Market Structure Map

Helping IROs understand short-term market structure to maintain long-term peace of mind.


May 5-9: Plot Your Sellside Outreach By Following Order Flow

We're coming round to the last spate of sellside conferences before summer in Nantucket. When weighing where and how you spend sellside time, don't forget to measure order flow.

For context, you've no doubt read in the Wall Street Journal and elsewhere of cutbacks at firms ranging from Bear Stearns (up to 10,000 will be let go, one article said), to Thomas Weisel (a fundamentally focused firm reducing headcount by 20% since the beginning of the year), and others too, ranging from boutiques to Citigroup. In order flow, we can observe for clients how some firms are declining (most of Bear's order flow has moved to JP Morgan now, but at lower levels than Bear had previously), while others like Collins Stewart and HSBC are on the upswing.

No question that part of the reason relates to deal flow. Fewer deals mean less for bankers to do and less money to go merrily around on Wall Street. But a big factor is without question the changing nature of trading. The buyside drives more order flow to electronic platforms itself, which means less to broker-dealers, particularly ones without sophisticated order-management systems. Derivatives trading of all sorts is way up, which means less conventional business on sellside trading desks.
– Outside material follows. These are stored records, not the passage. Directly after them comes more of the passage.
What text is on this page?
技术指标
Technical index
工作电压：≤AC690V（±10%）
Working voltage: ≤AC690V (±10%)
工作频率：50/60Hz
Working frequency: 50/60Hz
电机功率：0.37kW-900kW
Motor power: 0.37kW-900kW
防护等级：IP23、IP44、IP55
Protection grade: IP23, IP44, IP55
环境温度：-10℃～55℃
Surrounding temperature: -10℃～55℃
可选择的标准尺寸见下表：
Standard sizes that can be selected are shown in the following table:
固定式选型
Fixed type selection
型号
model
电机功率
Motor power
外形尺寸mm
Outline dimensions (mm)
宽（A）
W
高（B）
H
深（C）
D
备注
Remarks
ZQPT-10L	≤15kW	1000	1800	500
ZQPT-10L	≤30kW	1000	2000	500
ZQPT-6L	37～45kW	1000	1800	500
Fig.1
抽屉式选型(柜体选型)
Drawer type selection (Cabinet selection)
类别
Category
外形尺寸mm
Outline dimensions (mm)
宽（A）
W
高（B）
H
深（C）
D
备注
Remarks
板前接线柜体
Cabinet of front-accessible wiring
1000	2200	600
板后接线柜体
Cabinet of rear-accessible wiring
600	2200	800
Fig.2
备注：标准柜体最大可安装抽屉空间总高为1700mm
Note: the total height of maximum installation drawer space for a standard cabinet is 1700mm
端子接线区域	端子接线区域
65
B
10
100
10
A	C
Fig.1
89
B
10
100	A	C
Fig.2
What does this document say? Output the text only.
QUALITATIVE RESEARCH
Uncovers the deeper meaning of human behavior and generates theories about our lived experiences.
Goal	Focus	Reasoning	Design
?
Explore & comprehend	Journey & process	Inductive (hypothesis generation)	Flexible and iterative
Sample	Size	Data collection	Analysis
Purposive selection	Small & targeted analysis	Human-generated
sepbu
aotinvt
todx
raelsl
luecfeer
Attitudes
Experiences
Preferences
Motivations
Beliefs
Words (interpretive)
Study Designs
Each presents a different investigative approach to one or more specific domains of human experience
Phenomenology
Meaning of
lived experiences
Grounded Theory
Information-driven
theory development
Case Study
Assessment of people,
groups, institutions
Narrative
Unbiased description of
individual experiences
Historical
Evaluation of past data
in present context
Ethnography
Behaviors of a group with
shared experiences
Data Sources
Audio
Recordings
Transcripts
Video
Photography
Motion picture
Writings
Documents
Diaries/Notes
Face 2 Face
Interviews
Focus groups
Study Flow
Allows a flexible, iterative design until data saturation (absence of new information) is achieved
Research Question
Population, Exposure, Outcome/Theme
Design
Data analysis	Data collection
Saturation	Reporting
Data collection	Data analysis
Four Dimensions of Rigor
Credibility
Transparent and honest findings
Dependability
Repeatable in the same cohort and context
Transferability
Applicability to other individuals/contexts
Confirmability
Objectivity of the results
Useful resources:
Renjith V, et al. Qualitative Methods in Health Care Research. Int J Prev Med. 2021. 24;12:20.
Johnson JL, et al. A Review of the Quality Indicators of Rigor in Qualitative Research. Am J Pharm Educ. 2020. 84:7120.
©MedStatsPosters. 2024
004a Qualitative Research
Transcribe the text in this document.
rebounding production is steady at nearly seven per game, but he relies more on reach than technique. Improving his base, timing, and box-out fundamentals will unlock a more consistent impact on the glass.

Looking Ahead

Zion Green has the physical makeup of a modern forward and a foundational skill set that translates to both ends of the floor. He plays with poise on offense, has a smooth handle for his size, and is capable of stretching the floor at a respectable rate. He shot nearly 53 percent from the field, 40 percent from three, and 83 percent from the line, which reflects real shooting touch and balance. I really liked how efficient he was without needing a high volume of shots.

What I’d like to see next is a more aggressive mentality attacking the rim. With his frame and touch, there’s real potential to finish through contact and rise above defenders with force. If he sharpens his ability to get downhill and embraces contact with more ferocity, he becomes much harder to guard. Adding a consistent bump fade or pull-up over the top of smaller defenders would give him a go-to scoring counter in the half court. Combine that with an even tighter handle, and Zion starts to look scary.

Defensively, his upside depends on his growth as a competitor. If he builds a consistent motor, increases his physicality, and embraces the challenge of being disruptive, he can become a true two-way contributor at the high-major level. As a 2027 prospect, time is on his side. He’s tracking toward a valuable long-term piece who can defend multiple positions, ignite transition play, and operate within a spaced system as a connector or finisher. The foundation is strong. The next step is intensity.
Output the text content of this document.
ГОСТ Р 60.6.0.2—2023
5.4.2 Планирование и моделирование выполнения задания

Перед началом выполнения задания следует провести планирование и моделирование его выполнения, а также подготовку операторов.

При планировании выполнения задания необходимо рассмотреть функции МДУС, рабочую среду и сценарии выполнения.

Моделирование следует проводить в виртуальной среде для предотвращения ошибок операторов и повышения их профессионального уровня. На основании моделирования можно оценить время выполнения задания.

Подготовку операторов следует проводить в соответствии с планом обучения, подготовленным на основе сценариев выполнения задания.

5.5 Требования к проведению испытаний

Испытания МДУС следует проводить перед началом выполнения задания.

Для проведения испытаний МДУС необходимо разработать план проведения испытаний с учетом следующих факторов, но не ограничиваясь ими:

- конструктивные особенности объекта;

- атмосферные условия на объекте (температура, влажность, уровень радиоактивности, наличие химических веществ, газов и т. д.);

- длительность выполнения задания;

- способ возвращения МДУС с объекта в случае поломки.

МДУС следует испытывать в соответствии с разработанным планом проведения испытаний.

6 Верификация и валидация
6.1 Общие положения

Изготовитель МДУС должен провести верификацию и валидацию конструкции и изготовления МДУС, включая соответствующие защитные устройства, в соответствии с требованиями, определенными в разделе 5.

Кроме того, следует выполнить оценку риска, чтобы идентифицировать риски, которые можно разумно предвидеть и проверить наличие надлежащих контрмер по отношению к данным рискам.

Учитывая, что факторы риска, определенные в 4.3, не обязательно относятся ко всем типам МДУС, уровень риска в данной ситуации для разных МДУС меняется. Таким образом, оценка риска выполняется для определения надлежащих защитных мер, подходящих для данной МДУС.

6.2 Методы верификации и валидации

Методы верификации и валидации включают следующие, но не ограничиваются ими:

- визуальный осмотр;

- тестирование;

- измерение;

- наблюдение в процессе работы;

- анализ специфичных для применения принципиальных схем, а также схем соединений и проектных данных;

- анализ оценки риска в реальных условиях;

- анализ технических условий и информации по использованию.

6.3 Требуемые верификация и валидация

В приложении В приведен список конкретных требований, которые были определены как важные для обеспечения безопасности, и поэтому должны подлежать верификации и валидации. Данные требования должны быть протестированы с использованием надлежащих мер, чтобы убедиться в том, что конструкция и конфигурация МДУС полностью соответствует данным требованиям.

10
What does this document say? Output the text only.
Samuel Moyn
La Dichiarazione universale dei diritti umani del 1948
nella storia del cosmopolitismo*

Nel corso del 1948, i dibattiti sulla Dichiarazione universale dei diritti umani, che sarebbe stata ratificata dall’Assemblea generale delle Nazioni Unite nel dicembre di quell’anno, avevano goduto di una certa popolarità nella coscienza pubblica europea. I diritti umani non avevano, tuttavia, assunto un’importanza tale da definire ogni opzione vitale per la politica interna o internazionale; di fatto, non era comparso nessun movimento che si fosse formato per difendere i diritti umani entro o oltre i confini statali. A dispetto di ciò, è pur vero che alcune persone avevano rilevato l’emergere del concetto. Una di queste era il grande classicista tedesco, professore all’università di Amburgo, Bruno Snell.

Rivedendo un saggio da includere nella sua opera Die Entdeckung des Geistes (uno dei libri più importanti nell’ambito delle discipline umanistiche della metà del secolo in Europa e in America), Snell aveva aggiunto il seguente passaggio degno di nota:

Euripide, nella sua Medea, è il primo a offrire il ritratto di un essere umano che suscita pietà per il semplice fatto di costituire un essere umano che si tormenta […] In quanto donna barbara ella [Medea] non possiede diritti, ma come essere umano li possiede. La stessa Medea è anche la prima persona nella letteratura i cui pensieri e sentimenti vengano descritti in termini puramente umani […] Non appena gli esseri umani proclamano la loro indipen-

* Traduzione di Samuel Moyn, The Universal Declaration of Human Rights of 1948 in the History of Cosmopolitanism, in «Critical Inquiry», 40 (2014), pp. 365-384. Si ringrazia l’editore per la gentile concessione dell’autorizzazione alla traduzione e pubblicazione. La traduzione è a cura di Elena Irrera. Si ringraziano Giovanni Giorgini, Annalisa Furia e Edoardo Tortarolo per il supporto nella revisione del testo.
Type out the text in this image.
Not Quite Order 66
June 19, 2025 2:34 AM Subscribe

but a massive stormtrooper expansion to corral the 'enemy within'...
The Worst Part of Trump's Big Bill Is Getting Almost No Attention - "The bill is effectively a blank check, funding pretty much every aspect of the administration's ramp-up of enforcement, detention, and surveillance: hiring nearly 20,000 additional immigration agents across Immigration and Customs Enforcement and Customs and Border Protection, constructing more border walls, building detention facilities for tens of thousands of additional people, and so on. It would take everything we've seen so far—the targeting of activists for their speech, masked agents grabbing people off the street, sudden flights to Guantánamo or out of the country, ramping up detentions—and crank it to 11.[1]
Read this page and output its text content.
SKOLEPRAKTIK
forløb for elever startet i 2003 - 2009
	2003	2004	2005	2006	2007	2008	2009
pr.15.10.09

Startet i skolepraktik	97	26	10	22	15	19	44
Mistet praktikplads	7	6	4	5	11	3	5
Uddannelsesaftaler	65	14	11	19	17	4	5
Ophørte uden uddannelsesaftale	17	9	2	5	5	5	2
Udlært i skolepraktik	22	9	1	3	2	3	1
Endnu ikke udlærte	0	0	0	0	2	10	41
And we're in the midst of a massive wave of competition between traditional exchanges and alternative trading systems. The exchanges are competing for derivatives business, and the alternative platforms are competing to function like exchanges, or in fact becoming exchanges (both Bats Trading and UK-based interdealer iCap Corporates have filed for Exchange status).

What's all this mean in terms of sellside outreach? Well, before you spend scads of time fostering precious coverage somewhere, be sure the firm can back up all that effort with its trading desk. True, shops like Weisel will route substantial order flow to other outlets like Knight Securities and Madoff and UBS and so on. But the measure of worth of information, and therefore, value to institutional clients, is on trading desks. Period.

So pay attention to how firms trade your stock. You may find golden opportunities there for new supportive sellside relationships. And you may avoid spending valuable investor-relations and executive time building what may never get past compliance because of a dearth of trading interest.

We have so much more to say…but brevity is both the soul of wit and a form of courtesy.